New study finds women with damaged retinas may also have problems with thinking and memory skills

Eye health may be related to brain health

CLEVELAND, Ohio - A new study finds people with diseases that damage their retinas may be more likely to have problems with thinking and memory skills.

Problems with tiny blood vessels in the eye that damage the retina may be a sign that there are also problems with the blood vessels in the brain.

That's the finding of a new study out of the University of California, San Francisco .

Dr. Rishi Singh did not take part in the study but is an ophthalmologist at Cleveland Clinic interested in the findings.

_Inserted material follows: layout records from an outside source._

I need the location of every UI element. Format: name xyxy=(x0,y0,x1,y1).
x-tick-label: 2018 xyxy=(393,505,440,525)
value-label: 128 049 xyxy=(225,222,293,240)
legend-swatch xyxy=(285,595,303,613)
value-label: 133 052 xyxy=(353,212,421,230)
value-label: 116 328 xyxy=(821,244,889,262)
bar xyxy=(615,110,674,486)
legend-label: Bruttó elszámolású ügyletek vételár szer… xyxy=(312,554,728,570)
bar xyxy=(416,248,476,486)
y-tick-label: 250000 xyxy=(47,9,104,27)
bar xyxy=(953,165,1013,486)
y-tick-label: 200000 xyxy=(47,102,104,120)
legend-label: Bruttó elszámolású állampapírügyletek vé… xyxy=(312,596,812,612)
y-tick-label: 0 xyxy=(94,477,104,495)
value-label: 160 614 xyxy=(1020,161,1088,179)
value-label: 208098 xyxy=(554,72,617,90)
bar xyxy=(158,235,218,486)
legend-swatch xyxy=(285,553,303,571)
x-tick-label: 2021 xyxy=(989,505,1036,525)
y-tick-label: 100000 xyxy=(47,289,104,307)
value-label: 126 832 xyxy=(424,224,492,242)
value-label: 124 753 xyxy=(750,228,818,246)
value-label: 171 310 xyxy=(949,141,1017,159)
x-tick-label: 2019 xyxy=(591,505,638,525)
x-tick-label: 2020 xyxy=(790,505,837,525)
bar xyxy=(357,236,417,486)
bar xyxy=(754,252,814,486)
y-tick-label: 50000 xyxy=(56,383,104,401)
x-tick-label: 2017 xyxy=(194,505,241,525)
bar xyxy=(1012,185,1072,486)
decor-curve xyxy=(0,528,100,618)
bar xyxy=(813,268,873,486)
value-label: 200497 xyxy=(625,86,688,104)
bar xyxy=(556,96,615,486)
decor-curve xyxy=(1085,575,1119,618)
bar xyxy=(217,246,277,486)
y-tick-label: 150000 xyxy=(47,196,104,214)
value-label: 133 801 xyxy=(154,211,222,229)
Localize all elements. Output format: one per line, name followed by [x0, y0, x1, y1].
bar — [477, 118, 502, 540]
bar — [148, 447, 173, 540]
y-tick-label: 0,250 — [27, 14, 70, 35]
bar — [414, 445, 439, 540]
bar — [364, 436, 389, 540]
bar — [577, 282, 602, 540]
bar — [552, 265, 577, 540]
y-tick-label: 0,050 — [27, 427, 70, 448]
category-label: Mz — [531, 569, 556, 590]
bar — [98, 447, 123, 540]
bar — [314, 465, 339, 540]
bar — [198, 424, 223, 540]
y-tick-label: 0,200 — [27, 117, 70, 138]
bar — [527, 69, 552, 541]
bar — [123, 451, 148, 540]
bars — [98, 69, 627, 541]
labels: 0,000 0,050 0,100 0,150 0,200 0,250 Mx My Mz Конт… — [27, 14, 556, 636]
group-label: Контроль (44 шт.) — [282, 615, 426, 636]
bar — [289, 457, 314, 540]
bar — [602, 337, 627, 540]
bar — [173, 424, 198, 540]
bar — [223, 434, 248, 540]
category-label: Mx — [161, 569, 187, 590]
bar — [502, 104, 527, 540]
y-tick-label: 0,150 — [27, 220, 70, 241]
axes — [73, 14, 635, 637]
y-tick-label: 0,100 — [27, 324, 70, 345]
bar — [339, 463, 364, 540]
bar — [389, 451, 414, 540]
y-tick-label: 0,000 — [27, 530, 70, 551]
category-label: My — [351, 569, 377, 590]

"It's really well-known that diseases like hypertension and diabetes, which are really micro-vascular diseases can affect the eye as much as they affect the brain. It's just nice to know that we can pick it up as to see that the patients who do have retinopathy may need further evaluation with their primary care physician to control those disease states before they go on to develop severe neurological conditions," said Dr. Singh.

Researchers studied more than 500 women in this study.

They tested their memory and thinking skills at the beginning of the study, and then they followed them for up to 10 years.

They found the women who had damage to their retinas -- or retinopathy -- had lower scores on their cognitive tests than women who had no retinal damage.

Researchers think that one day a simple eye screening could expose brain health problems.

Dr. Singh agrees.

 "That's why screening is so key. Seeing a patient, as the American Academy of Ophthalmology recommends, at the age of 65 and yearly, thereafter, is really key to making sure you monitor them for the diseases that may occur in their lives," said Dr. Singh.

Complete findings for this study are in the journal "Neurology."